KA: I found the intensity of my personal experience – falling in love with a woman while in a very happy marriage to a man – quite hard to bear. Writing became the way through; the way I understood my situation and also a means of navigating it. In the course of writing my own story, I started to research the stories of my maternal ancestors, and this is when the loose vignettes I was sketching became a book.

 

RS: The title of your memoir, The Swift Dark Tide, suggests a sense of tumult and uncertainty. Could you elaborate on why you chose this title and how it encapsulates the themes of your book?

 

KA: I wanted the structure of the book to resemble waves washing up on a shore, so rather than being linear (or even circular) I wanted the narrative to be episodic. This reflected the cadence of what I was living, which was both intensely enlivening and also unpredictable. Like a tide, it had a force of its own.

 

RS: Your book has been praised for its raw honesty and emotional depth. How did you approach the task of balancing honesty with respect for the privacy of those involved in your story?

 

KA: I always endeavoured put my subjects’ emotional safety first. So everything that concerned my partners or my mother (the key ‘characters’) I read to them. I could not proceed without getting their permission to expose as much as I did. I also left out a lot! So while the story is honest, I worked hard not to reveal too much.

 

RS: Your memoir has been described as a poignant exploration of love, loss, and self-discovery. You talk about how you gave yourself permission to search, fall apart and re-configure. Can you share how the process of writing impacted your own journey of understanding and acceptance?

 

KA: Writing is my great love, so giving myself permission to stand in my sexual orientation went hand in hand with becoming a writer. They were (and remain) very closely bound.

 

RS: Swift Dark Tide is about family, inheritance and queer becoming. It also alludes to the complexities of societal expectations and the pressure to conform to traditional norms. How do you hope your story will contribute to broader conversations about identity, sexuality, and the pursuit of authentic happiness?

 

KA: I am pleased to contribute to a discourse of female desire; vocalising and normalising the experience of the queer and female pleasure body is an important political gesture to me.

 

RS: Writing a memoir requires a great deal of introspection and vulnerability.
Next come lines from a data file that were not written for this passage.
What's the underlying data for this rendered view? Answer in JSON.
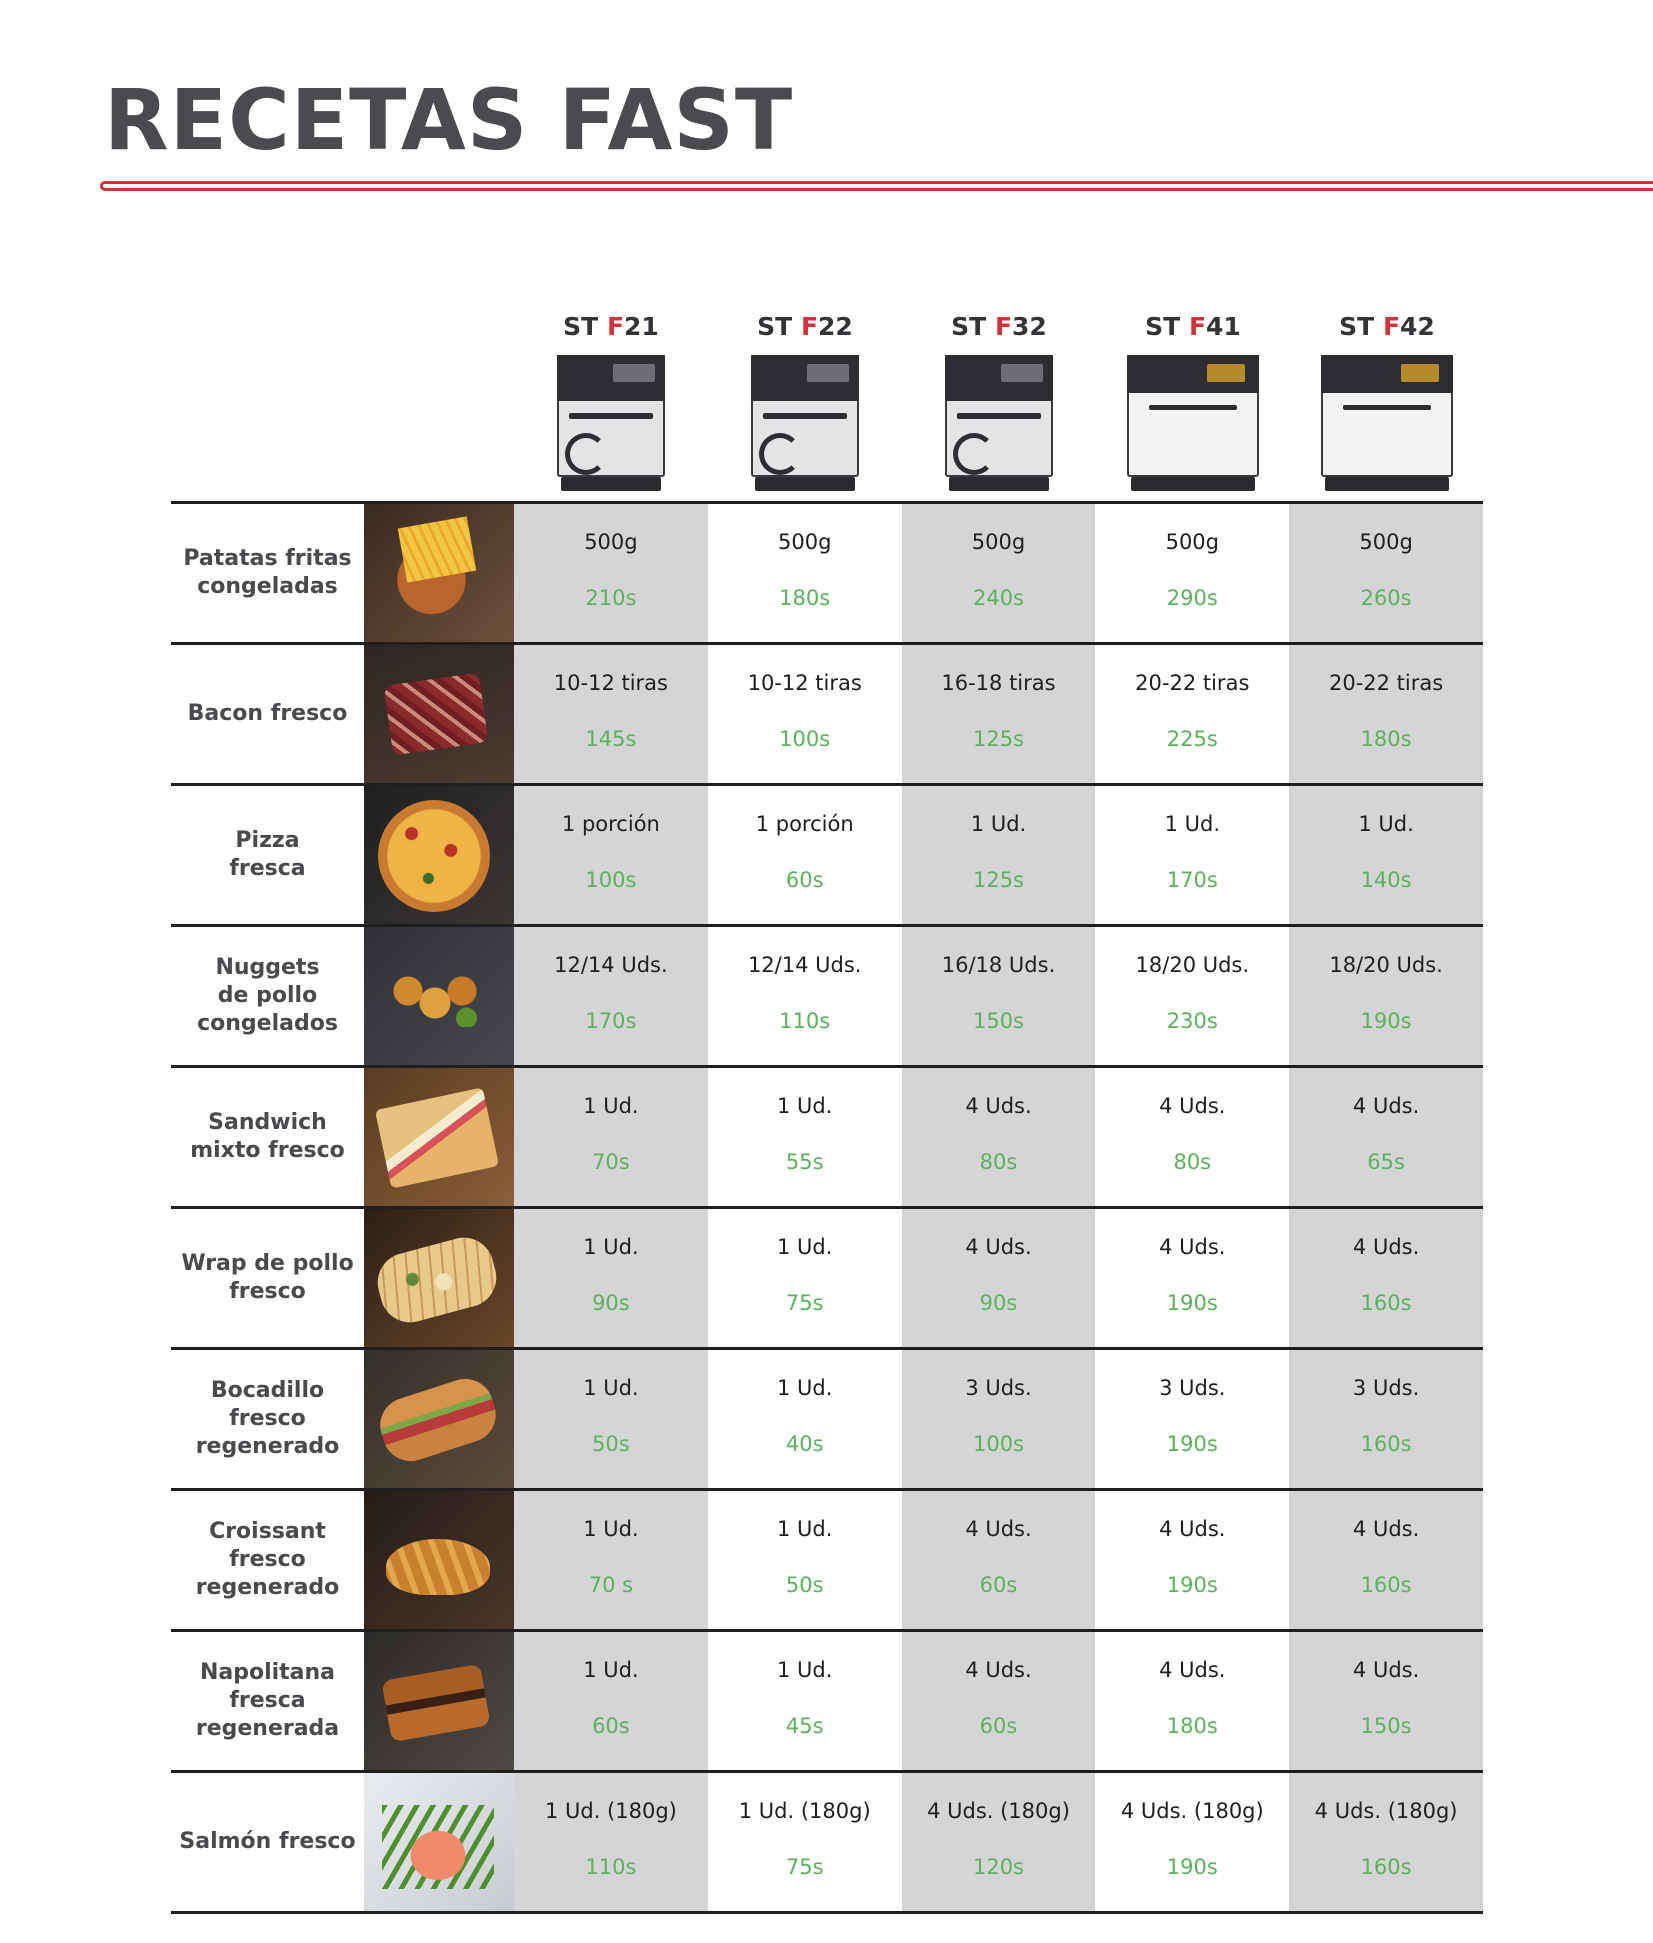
{
  "title": "RECETAS FAST",
  "accent_color": "#d2323a",
  "time_color": "#5bb25b",
  "models": [
    {
      "prefix": "ST ",
      "letter": "F",
      "number": "21",
      "icon": "oven-icon"
    },
    {
      "prefix": "ST ",
      "letter": "F",
      "number": "22",
      "icon": "oven-icon"
    },
    {
      "prefix": "ST ",
      "letter": "F",
      "number": "32",
      "icon": "oven-icon"
    },
    {
      "prefix": "ST ",
      "letter": "F",
      "number": "41",
      "icon": "oven-icon"
    },
    {
      "prefix": "ST ",
      "letter": "F",
      "number": "42",
      "icon": "oven-icon"
    }
  ],
  "recipes": [
    {
      "name": "Patatas fritas\ncongeladas",
      "image": "fries-photo",
      "cells": [
        {
          "qty": "500g",
          "time": "210s"
        },
        {
          "qty": "500g",
          "time": "180s"
        },
        {
          "qty": "500g",
          "time": "240s"
        },
        {
          "qty": "500g",
          "time": "290s"
        },
        {
          "qty": "500g",
          "time": "260s"
        }
      ]
    },
    {
      "name": "Bacon fresco",
      "image": "bacon-photo",
      "cells": [
        {
          "qty": "10-12 tiras",
          "time": "145s"
        },
        {
          "qty": "10-12 tiras",
          "time": "100s"
        },
        {
          "qty": "16-18 tiras",
          "time": "125s"
        },
        {
          "qty": "20-22 tiras",
          "time": "225s"
        },
        {
          "qty": "20-22 tiras",
          "time": "180s"
        }
      ]
    },
    {
      "name": "Pizza\nfresca",
      "image": "pizza-photo",
      "cells": [
        {
          "qty": "1 porción",
          "time": "100s"
        },
        {
          "qty": "1 porción",
          "time": "60s"
        },
        {
          "qty": "1 Ud.",
          "time": "125s"
        },
        {
          "qty": "1 Ud.",
          "time": "170s"
        },
        {
          "qty": "1 Ud.",
          "time": "140s"
        }
      ]
    },
    {
      "name": "Nuggets\nde pollo\ncongelados",
      "image": "nuggets-photo",
      "cells": [
        {
          "qty": "12/14 Uds.",
          "time": "170s"
        },
        {
          "qty": "12/14 Uds.",
          "time": "110s"
        },
        {
          "qty": "16/18 Uds.",
          "time": "150s"
        },
        {
          "qty": "18/20 Uds.",
          "time": "230s"
        },
        {
          "qty": "18/20 Uds.",
          "time": "190s"
        }
      ]
    },
    {
      "name": "Sandwich\nmixto fresco",
      "image": "sandwich-photo",
      "cells": [
        {
          "qty": "1 Ud.",
          "time": "70s"
        },
        {
          "qty": "1 Ud.",
          "time": "55s"
        },
        {
          "qty": "4 Uds.",
          "time": "80s"
        },
        {
          "qty": "4 Uds.",
          "time": "80s"
        },
        {
          "qty": "4 Uds.",
          "time": "65s"
        }
      ]
    },
    {
      "name": "Wrap de pollo\nfresco",
      "image": "wrap-photo",
      "cells": [
        {
          "qty": "1 Ud.",
          "time": "90s"
        },
        {
          "qty": "1 Ud.",
          "time": "75s"
        },
        {
          "qty": "4 Uds.",
          "time": "90s"
        },
        {
          "qty": "4 Uds.",
          "time": "190s"
        },
        {
          "qty": "4 Uds.",
          "time": "160s"
        }
      ]
    },
    {
      "name": "Bocadillo\nfresco\nregenerado",
      "image": "bocadillo-photo",
      "cells": [
        {
          "qty": "1 Ud.",
          "time": "50s"
        },
        {
          "qty": "1 Ud.",
          "time": "40s"
        },
        {
          "qty": "3 Uds.",
          "time": "100s"
        },
        {
          "qty": "3 Uds.",
          "time": "190s"
        },
        {
          "qty": "3 Uds.",
          "time": "160s"
        }
      ]
    },
    {
      "name": "Croissant\nfresco\nregenerado",
      "image": "croissant-photo",
      "cells": [
        {
          "qty": "1 Ud.",
          "time": "70 s"
        },
        {
          "qty": "1 Ud.",
          "time": "50s"
        },
        {
          "qty": "4 Uds.",
          "time": "60s"
        },
        {
          "qty": "4 Uds.",
          "time": "190s"
        },
        {
          "qty": "4 Uds.",
          "time": "160s"
        }
      ]
    },
    {
      "name": "Napolitana\nfresca\nregenerada",
      "image": "napolitana-photo",
      "cells": [
        {
          "qty": "1 Ud.",
          "time": "60s"
        },
        {
          "qty": "1 Ud.",
          "time": "45s"
        },
        {
          "qty": "4 Uds.",
          "time": "60s"
        },
        {
          "qty": "4 Uds.",
          "time": "180s"
        },
        {
          "qty": "4 Uds.",
          "time": "150s"
        }
      ]
    },
    {
      "name": "Salmón fresco",
      "image": "salmon-photo",
      "cells": [
        {
          "qty": "1 Ud. (180g)",
          "time": "110s"
        },
        {
          "qty": "1 Ud. (180g)",
          "time": "75s"
        },
        {
          "qty": "4 Uds. (180g)",
          "time": "120s"
        },
        {
          "qty": "4 Uds. (180g)",
          "time": "190s"
        },
        {
          "qty": "4 Uds. (180g)",
          "time": "160s"
        }
      ]
    }
  ]
}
What was the most challenging aspect of the writing process for you, and how did you overcome any obstacles along the way?

 

KA: There is a significant conversation with grief in the story; facing questions of my loved ones’ mortality – without looking away – was probably the most challenging.

 

RS: Your memoir beautifully captures the nuances of human relationships and the courage it takes to embrace one's true self. Can you share any advice for individuals who may be facing similar journeys of self-discovery and acceptance?

 

KA: It’s never too late.

 

RS: Swift Dark Tide has been shortlisted for the Stella Prize, a prestigious award celebrating Australian women's writing. What does this recognition mean to you personally, and what message do you hope your book sends to readers, especially those grappling with similar experiences?

 

KA: I hope that my book makes people feel seen, especially those who are seeking selfhood. This does not need to be in the realm of sexual identity – it can be any internal claiming. I hope the book comforts and emboldens them.

 

RS: You are an editor as well as a critically acclaimed writer. Was being an editor an advantage for you when you set out to write your memoir?

 

KA: Absolutely. It forced me to be economical in how I expressed myself and also to anticipate when I needed to adjust the shape of the story.

 

Thank you Katia for taking time out to talk with The Wise Owl. We wish you the very best in all your creative and literary pursuits.